MeoDeneme - Başlangıcın Sonu ve Sonun Başlangıcı
- yazı boyutu yazı boyutunu küçült Yazı boyutu büyüt
- Yazdır
- Eposta
Başlangıcın Sonu ve Sonun Başlangıcı
Sonsuz bir döngüler ağının basit örnekleri olarak kendimizi ispatlamaya çalıştığımız garip bir evrende her döngünün başlangıcı, sonu ve her sonun bir başlangıcı ile nihayete erdirilen bir kaderi var! Yaşamak zorundayız...
Kaderin ağ örmesi için gereken o tüm ipekten sicimler bizlerin hislerinden: pirüpak öznellikte; puslu bir gizemde. Ruhumuzdaki o garip fizik yasaları uyarınca yaşadığımız tüm tepkimeler, tüm duygusal reaksiyonların yanıklarından üretilen enerji bize kalan. Sözcüklerin ışın, dizelerin patlama, şiirlerin galaksiler oluşturduğu o muntazam edebiyat akıyor ruhumuza mütemadiyen. Haliyle-en doğal olanından-kaynağa dönmek zorunda her bir damla su! Yeri farklı, zamanı ayrı, yolu ve yolağı çok çetrefilli olsa da...
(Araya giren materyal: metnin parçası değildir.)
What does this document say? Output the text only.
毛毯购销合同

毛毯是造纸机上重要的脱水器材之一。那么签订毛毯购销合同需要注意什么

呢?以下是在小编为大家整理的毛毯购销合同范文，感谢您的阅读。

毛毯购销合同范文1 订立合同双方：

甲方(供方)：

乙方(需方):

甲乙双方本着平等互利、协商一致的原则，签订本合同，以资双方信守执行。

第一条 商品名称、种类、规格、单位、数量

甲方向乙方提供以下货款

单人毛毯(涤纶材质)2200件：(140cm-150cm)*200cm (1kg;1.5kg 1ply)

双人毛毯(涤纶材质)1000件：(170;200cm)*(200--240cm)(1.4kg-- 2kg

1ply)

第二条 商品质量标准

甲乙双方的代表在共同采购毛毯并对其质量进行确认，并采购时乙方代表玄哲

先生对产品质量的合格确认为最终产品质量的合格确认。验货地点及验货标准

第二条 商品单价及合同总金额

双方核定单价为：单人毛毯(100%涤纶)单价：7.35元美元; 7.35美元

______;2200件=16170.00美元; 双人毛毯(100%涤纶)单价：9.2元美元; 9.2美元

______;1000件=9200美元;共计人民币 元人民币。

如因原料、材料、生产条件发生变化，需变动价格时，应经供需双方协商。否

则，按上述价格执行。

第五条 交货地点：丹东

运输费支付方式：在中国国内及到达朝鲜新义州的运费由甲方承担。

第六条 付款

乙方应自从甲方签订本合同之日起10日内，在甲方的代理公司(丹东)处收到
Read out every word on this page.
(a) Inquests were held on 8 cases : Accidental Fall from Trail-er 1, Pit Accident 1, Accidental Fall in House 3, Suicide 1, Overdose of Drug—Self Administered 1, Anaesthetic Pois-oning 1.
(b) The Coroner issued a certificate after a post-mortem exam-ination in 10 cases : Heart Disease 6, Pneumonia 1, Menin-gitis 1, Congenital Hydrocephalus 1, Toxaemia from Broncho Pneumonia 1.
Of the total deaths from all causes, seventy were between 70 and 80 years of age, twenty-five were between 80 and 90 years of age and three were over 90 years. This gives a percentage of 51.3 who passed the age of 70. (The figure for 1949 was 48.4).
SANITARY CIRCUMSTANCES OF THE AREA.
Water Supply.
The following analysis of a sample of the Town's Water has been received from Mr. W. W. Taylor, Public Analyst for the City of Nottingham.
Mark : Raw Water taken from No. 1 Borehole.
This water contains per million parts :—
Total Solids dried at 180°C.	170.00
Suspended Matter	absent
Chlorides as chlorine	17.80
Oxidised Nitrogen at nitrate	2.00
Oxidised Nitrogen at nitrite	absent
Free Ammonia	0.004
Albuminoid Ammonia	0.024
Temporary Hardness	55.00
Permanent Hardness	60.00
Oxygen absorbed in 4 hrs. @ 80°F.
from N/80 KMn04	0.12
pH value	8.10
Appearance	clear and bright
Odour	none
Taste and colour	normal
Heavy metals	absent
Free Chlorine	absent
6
Böyle bir öznel düzlemde başlıyor her inanç, her duygusal inal, her inatçı yakarış bu yalın dünyanın değişken karmaşasında. Her başlangıç bir hevesi kırıyor, içerinden tohumlar saçılıyor uçsuz bucaksız insan coğrafyasına. Kimisi çiçek ekiyor, kimileri her daim diken! Kimisi bebek bekliyor, ötede içindeki çocukları katleden. Hiçbir şey değişmiyor oysa, gün sonunda herkesin kestiği fatura kendine, en yansımalı haline, başkalarındaki o biçimsiz aksine!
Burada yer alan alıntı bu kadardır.